After some decisive races in the city government Tuesday night, the Washtenaw County probate court race and the Washtenaw County circuit court race were close until the end.
Owdziej wins Probate Court seat
Incumbent Julia Owdziej took the race with 52.71 percent of the vote over Tracy Van den Bergh, who carried 46.65 percent of the vote.
Owdziej, who was appointed to her seat by reelected Republican Gov. Rick Snyder, has served for approximately 15 years as juvenile court referee, managing juvenile abuse and neglect cases. Owdziej, a graduate from Detroit College of Law, has primarily focused on a family law-centered docket and has emphasized her experience as a probate judge throughout her campaign.
“It’s overwhelming. I started doing the job in June, so I am excited to get the docket under control and instead of just feeling like I’m putting out fires I can start to make sure that we are really doing the best that we can with each case, especially in the probate world,” Owdziej said.
Owdziej said despite the close election, she was hopeful following the primary that she would win in the general election.”
“Tracy worked really hard and was out there working really hard so I am not surprised that it was close but I’m also not surprised that I won.”
Van den Bergh stressed her campaign has been positive because of the teamwork from volunteers and the support it has received.
“It has been a campaign filled with energy,” Van den Bergh said. “I’ve had a lot of support. I don’t feel like it’s just my campaign. I feel like it’s my team’s campaign.”
However, Van den Bergh said the campaign had to be stopped because she had two briefs for the Michigan Supreme Court. Van den Bergh said the briefs “required a lot of focus,” but they were eventually completed.
Van den Bergh said her campaign, which canvassed and knocked on about 50,000 doors, was focused on educating voters, instead of running a campaign that focused on a name or incumbency.
“We’ve just tried to run a really grassroots campaign that tells voters basically ‘Listen, I just want them to make a choice with all the facts,’” she said.
Throughout her campaign, Van den Bergh garnered public support from Democratic mayoral nominee Chris Taylor (D-Ward 3), City Council member Stephen Kunselman (D-Ward 3) and Chuck Warpehoski (D-Ward 5). She has also been endorsed by the Ann Arbor Democratic Party.
Regardless of the result, Van den Bergh said that if she accomplished educating voters, she was satisfied.
“It really was a big deal for me to educate people about why the probate court was important (and) why they should consider voting the nonpartisan ballot,” Van den Bergh said.

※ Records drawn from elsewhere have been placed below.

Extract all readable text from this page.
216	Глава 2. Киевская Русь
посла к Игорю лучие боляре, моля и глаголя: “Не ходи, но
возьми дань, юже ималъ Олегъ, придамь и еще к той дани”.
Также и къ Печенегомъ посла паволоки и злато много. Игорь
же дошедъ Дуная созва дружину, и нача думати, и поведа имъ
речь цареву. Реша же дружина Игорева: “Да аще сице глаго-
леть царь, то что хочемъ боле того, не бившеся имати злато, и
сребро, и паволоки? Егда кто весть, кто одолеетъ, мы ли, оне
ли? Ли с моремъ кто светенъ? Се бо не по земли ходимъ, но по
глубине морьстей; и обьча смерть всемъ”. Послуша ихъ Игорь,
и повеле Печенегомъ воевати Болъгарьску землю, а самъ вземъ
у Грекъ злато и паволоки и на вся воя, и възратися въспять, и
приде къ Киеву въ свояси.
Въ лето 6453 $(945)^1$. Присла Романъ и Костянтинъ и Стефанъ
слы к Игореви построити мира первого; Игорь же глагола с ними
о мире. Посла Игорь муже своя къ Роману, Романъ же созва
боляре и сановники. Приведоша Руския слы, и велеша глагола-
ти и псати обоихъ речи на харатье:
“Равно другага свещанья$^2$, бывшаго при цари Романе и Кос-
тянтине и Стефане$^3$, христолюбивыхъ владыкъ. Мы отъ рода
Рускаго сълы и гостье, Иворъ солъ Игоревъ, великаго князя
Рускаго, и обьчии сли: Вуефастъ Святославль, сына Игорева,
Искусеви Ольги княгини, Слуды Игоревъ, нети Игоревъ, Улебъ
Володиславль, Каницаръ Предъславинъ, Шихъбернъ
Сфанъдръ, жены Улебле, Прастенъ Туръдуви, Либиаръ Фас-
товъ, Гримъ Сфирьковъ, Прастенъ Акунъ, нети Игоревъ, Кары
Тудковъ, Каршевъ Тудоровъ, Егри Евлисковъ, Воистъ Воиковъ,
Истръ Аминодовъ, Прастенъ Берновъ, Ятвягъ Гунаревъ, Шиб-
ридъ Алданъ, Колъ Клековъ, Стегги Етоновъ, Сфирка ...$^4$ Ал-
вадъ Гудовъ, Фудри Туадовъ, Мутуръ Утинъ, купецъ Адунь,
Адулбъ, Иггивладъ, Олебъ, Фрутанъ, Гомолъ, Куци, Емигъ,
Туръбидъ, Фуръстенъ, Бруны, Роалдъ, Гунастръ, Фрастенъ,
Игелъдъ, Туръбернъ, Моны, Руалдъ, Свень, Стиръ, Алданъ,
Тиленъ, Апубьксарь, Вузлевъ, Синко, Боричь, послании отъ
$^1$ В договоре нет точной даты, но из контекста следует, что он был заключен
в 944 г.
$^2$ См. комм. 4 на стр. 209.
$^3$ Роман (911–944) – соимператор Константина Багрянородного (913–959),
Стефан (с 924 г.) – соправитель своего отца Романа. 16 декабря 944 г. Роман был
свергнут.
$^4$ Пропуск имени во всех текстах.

Van den Bergh graduated from Michigan State University College of Law and has been a practicing attorney, primarily focusing on family law and mental illness cases.
Conlin wins Circuit Court seat
Patrick J. Conlin Jr. carried 51.87 percent of the vote to defeat Veronique Liem, who received 47.51 percent of the vote, according to the votes reported as of 2 a.m. Wednesday morning.
“I am so humbled by the trust voters have put in me, and it was an incredibly close race and I’m proud of the work I’ve done and all of the work Veronique has done,” Conlin said.
Since the primary, the circuit court race has been close. Conlin narrowly beat Liem in the primary, with 44.85 percent of the vote over her 41.32 percent. Since those two candidates received the most votes, they both advanced to last night’s general election.
“I am excited about learning how to be a good judge,” Conlin said. “I’ve had a lot of great people working with me and teaching me and I’m looking forward to working with them.”
Conlin, a Wayne State University Law School graduate, said his campaign was well-rounded.
“One of my campaign managers said, ‘We’ve had the smartest board approach where we’ve done everything,’” Conlin said. “We’ve done social media, traditional media, door knocking (and) calling.”
However, Conlin said a campaign can’t be “perfect,” constantly amounting to daily stress, but he said he couldn’t dwell on the negatives.
“I missed a deadline seeking an endorsement from a union” he said. “They’re frustrating but like everything, you got to just move on.”
Overall, Conlin said his campaign went well because he optimized outreach to constituents.
“I don’t have any regrets because we’ve tried everything,” he said.
Liem, who was endorsed by the Ann Arbor Democratic Party, said her campaign went well, but found out along the way that this race was more than winning a seat.
“I’m very grateful to all the people who have supported me and I am grateful for the experience. It’s been a very fulfilling experience,” Liem said. “I feel I’ve grown a lot as an individual.”
“There were parts of certain things that I felt were said about me, which were not true,” Liem said. “That was difficult.”
Sonja Karnovsky, Liem’s campaign manager, said Liem has been working hard by making phone calls and knocking doors to let people know she is experienced for the circuit court seat.
“It’s actually on the back of the ballot,” Karnovsky said. “It’s so important to make sure that people know who the candidates are and that they have some information and they can make the best choice for the seat.”